Abstract

Introduction: Mechanical ventilation with monitored arterial carbon dioxide tension is necessary for optimum pulmonary support and hemodynamic stability. Ongoing monitoring is necessary to ensure adequate ventilation parameters. The prospective study purpose was to (1) compare mechanical ventilation to historic manual ventilation, (2) evaluate the effectiveness of institutional tidal volume parameters, (3) determine the effect of institutional tidal volume manipulation on end-tidal carbon dioxide tension, and (4) explore the relationship between in-flight end-tidal carbon dioxide tension and arterial carbon dioxide tension. Methods: Randomized groups were mechanically ventilated (tidal volume = 12 cc/kg, rate = 14/min) with a target arterial carbon dioxide tension between 30 and 35 torr. Group I was monitored with in-line end-tidal carbon dioxide tension, and group II was monitored with arterial carbon dioxide tension by means of inflight arterial blood gas. Results: Arterial carbon dioxide tension varied less with monitored mechanical than with manual ventilation ( p = 0.001). The gradient between arterial and end-tidal carbon dioxide tension was 5.3 ± 4.4 (mean ± standard deviation [SD]).
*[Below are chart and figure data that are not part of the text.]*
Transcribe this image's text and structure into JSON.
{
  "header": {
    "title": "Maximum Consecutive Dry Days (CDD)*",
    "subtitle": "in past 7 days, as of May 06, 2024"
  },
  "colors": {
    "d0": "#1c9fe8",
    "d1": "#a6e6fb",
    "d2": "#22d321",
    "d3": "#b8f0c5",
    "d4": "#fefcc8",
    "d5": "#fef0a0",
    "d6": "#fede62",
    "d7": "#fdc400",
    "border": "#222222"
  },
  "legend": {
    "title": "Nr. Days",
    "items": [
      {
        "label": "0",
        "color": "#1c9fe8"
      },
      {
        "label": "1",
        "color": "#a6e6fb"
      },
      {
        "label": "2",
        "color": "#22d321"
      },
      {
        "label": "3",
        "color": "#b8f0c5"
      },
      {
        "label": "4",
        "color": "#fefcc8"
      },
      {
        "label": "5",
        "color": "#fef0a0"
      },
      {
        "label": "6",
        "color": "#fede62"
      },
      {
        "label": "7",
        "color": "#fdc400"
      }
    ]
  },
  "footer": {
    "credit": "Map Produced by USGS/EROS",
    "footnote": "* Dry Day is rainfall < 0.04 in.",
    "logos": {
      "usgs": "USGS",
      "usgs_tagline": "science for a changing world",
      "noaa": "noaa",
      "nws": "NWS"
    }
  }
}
End-tidal and arterial carbon dioxide tension positively correlated ( r = 0.76, p = 0.001), yet end-tidal carbon dioxide tension accounted for only 58% variation of arterial carbon dioxide tension ( r 2 = 0.58). Conclusion: Mechanical ventilation is more precise but inconsistent in achieving a target arterial carbon dioxide tension with current ventilation parameters. End-tidal carbon dioxide tension is a reasonable estimate of, but cannot exclusively replace, arterial carbon dioxide tension in critically ill patients.